SB-247853

Clinical data
- Other names: SB247853
- Routes of administration: Unknown/unspecified (but orally active)
- Drug class: Serotonin 5-HT_{2C} receptor inverse agonist
- ATC code: None;

Identifiers
- IUPAC name 5-methyl-N-[6-(pyridin-2-ylmethoxy)-3-pyridinyl]-6-(trifluoromethyl)-2,3-dihydroindole-1-carboxamide;
- CAS Number: 200711-10-0;
- PubChem CID: 9888804;
- ChemSpider: 8064476;
- UNII: JBJ4VCT98Y;
- ChEMBL: ChEMBL54719;

Chemical and physical data
- Formula: C_{22}H_{19}F_{3}N_{4}O_{2}
- Molar mass: 428.415 g·mol^{−1}
- 3D model (JSmol): Interactive image;
- SMILES CC1=CC2=C(C=C1C(F)(F)F)N(CC2)C(=O)NC3=CN=C(C=C3)OCC4=CC=CC=N4;
- InChI InChI=1S/C22H19F3N4O2/c1-14-10-15-7-9-29(19(15)11-18(14)22(23,24)25)21(30)28-16-5-6-20(27-12-16)31-13-17-4-2-3-8-26-17/h2-6,8,10-12H,7,9,13H2,1H3,(H,28,30); Key:KLAHZRONIHBPPB-UHFFFAOYSA-N;

= SB-247853 =

SB-247853 is a highly selective serotonin 5-HT_{2C} receptor inverse agonist which was under development for the treatment of major depressive disorder but was never marketed.

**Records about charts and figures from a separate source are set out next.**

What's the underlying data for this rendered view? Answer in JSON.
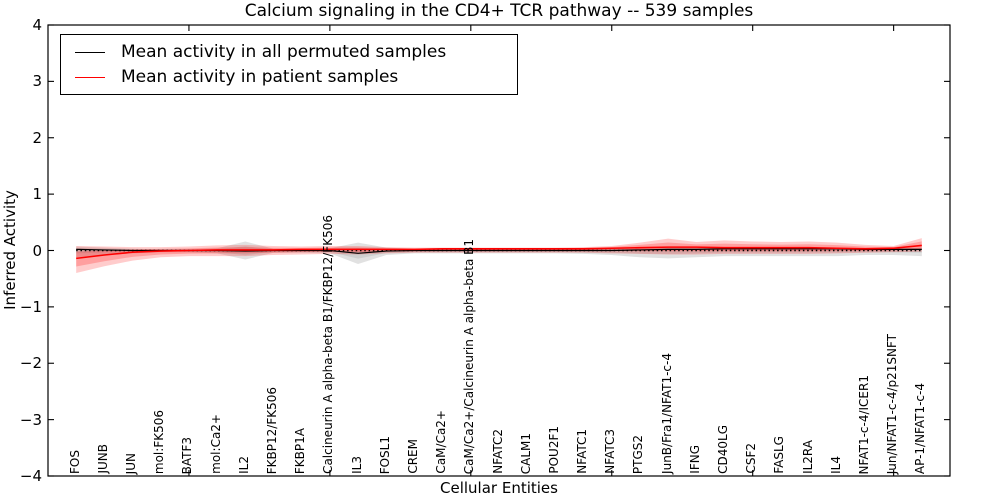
{
  "title": "Calcium signaling in the CD4+ TCR pathway -- 539 samples",
  "legend": {
    "items": [
      {
        "label": "Mean activity in all permuted samples",
        "color": "#000000"
      },
      {
        "label": "Mean activity in patient samples",
        "color": "#ff0000"
      }
    ]
  },
  "axes": {
    "ylabel": "Inferred Activity",
    "xlabel": "Cellular Entities",
    "yticks": [
      "4",
      "3",
      "2",
      "1",
      "0",
      "−1",
      "−2",
      "−3",
      "−4"
    ]
  },
  "colors": {
    "patient_line": "#ff0000",
    "permuted_line": "#000000",
    "patient_band": "#ff0000",
    "permuted_band": "#888888",
    "zero_line": "#000000"
  },
  "chart_data": {
    "type": "line",
    "title": "Calcium signaling in the CD4+ TCR pathway -- 539 samples",
    "xlabel": "Cellular Entities",
    "ylabel": "Inferred Activity",
    "ylim": [
      -4,
      4
    ],
    "grid": false,
    "legend_position": "upper left",
    "zero_line": {
      "y": 0,
      "style": "dotted",
      "color": "#000000"
    },
    "categories": [
      "FOS",
      "JUNB",
      "JUN",
      "mol:FK506",
      "BATF3",
      "mol:Ca2+",
      "IL2",
      "FKBP12/FK506",
      "FKBP1A",
      "Calcineurin A alpha-beta B1/FKBP12/FK506",
      "IL3",
      "FOSL1",
      "CREM",
      "CaM/Ca2+",
      "CaM/Ca2+/Calcineurin A alpha-beta B1",
      "NFATC2",
      "CALM1",
      "POU2F1",
      "NFATC1",
      "NFATC3",
      "PTGS2",
      "JunB/Fra1/NFAT1-c-4",
      "IFNG",
      "CD40LG",
      "CSF2",
      "FASLG",
      "IL2RA",
      "IL4",
      "NFAT1-c-4/ICER1",
      "Jun/NFAT1-c-4/p21SNFT",
      "AP-1/NFAT1-c-4"
    ],
    "series": [
      {
        "name": "Mean activity in all permuted samples",
        "kind": "line",
        "color": "#000000",
        "values": [
          0.02,
          0.01,
          0.0,
          0.0,
          0.0,
          0.0,
          -0.01,
          0.0,
          0.0,
          0.0,
          -0.05,
          -0.01,
          0.0,
          0.0,
          0.0,
          0.0,
          0.0,
          0.0,
          0.0,
          0.0,
          0.01,
          0.02,
          0.02,
          0.03,
          0.03,
          0.03,
          0.03,
          0.03,
          0.02,
          0.02,
          0.02
        ]
      },
      {
        "name": "Mean activity in patient samples",
        "kind": "line",
        "color": "#ff0000",
        "values": [
          -0.14,
          -0.08,
          -0.03,
          -0.01,
          0.0,
          0.01,
          0.01,
          0.01,
          0.02,
          0.02,
          0.02,
          0.02,
          0.02,
          0.03,
          0.03,
          0.03,
          0.03,
          0.03,
          0.03,
          0.04,
          0.05,
          0.06,
          0.06,
          0.05,
          0.05,
          0.05,
          0.05,
          0.04,
          0.03,
          0.04,
          0.09
        ]
      },
      {
        "name": "Permuted samples spread",
        "kind": "band",
        "color": "#888888",
        "upper": [
          0.07,
          0.05,
          0.03,
          0.02,
          0.02,
          0.04,
          0.16,
          0.03,
          0.03,
          0.04,
          0.14,
          0.05,
          0.03,
          0.03,
          0.03,
          0.03,
          0.03,
          0.03,
          0.03,
          0.04,
          0.05,
          0.06,
          0.05,
          0.05,
          0.05,
          0.05,
          0.05,
          0.05,
          0.04,
          0.04,
          0.05
        ],
        "lower": [
          -0.12,
          -0.08,
          -0.05,
          -0.03,
          -0.03,
          -0.05,
          -0.16,
          -0.04,
          -0.04,
          -0.05,
          -0.24,
          -0.08,
          -0.05,
          -0.05,
          -0.05,
          -0.05,
          -0.05,
          -0.05,
          -0.06,
          -0.08,
          -0.12,
          -0.14,
          -0.12,
          -0.1,
          -0.1,
          -0.1,
          -0.1,
          -0.1,
          -0.08,
          -0.08,
          -0.1
        ]
      },
      {
        "name": "Patient samples spread",
        "kind": "band",
        "color": "#ff0000",
        "upper": [
          0.08,
          0.07,
          0.06,
          0.06,
          0.07,
          0.09,
          0.1,
          0.08,
          0.07,
          0.08,
          0.08,
          0.06,
          0.05,
          0.05,
          0.05,
          0.05,
          0.05,
          0.05,
          0.06,
          0.08,
          0.14,
          0.21,
          0.15,
          0.18,
          0.16,
          0.15,
          0.16,
          0.14,
          0.1,
          0.08,
          0.22
        ],
        "lower": [
          -0.4,
          -0.28,
          -0.18,
          -0.12,
          -0.1,
          -0.1,
          -0.1,
          -0.08,
          -0.07,
          -0.06,
          -0.07,
          -0.05,
          -0.04,
          -0.04,
          -0.04,
          -0.04,
          -0.04,
          -0.04,
          -0.04,
          -0.05,
          -0.06,
          -0.07,
          -0.07,
          -0.06,
          -0.06,
          -0.06,
          -0.06,
          -0.05,
          -0.04,
          -0.03,
          -0.02
        ]
      }
    ]
  }
}
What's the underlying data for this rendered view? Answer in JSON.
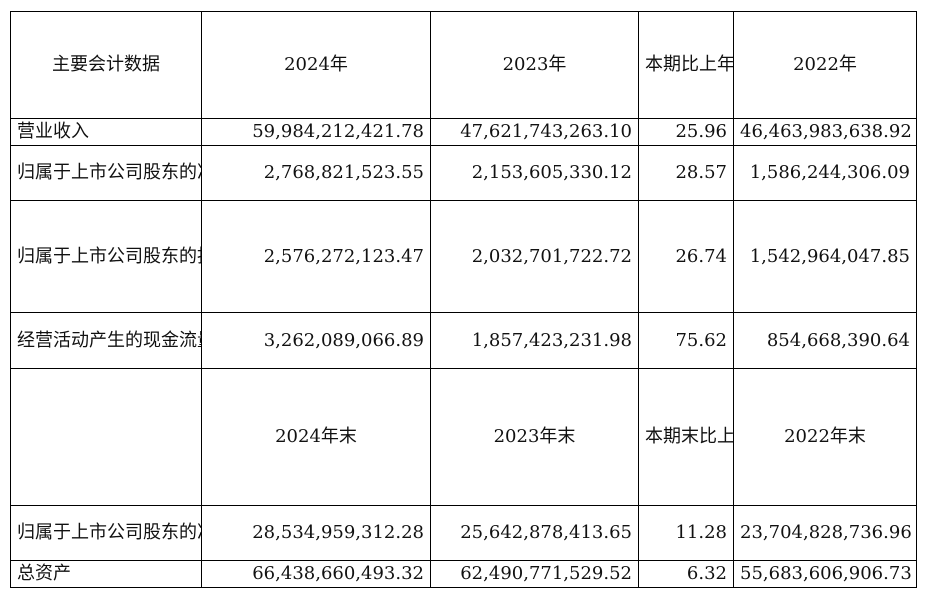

Its affinities (K_{i}) were found to be 0.50 nM for the serotonin 5-HT_{2C} receptor, 60 nM for the serotonin 5-HT_{2B} receptor, and 1,300 nM for the serotonin 5-HT_{2A} receptor. Hence, it shows 120-fold selectivity for the serotonin 5-HT_{2C} receptor over the serotonin 5-HT_{2B} receptor and 2,600-fold selectivity for the serotonin 5-HT_{2C} receptor over the serotonin 5-HT_{2A} receptor. The drug reverses the hypolocomotion induced by the serotonin 5-HT_{2C} receptor agonist meta-chlorophenylpiperazine (mCPP) in rodents. It is orally active.

The drug produced orthostatic intolerance in healthy human volunteers during the first dose-escalation clinical study. Subsequently, it was found to cause substantial hypotension (low blood pressure) and presyncope (pre-fainting symptoms) in the tilt table test. It was concluded based on these findings that the serotonin 5-HT_{2C} receptor is involved in regulating the cardiovascular system.

SB-247853 was first described in the scientific literature by 2000. It was developed by GlaxoSmithKline. The drug reached phase 1 clinical trials prior to the discontinuation of its development in 2005.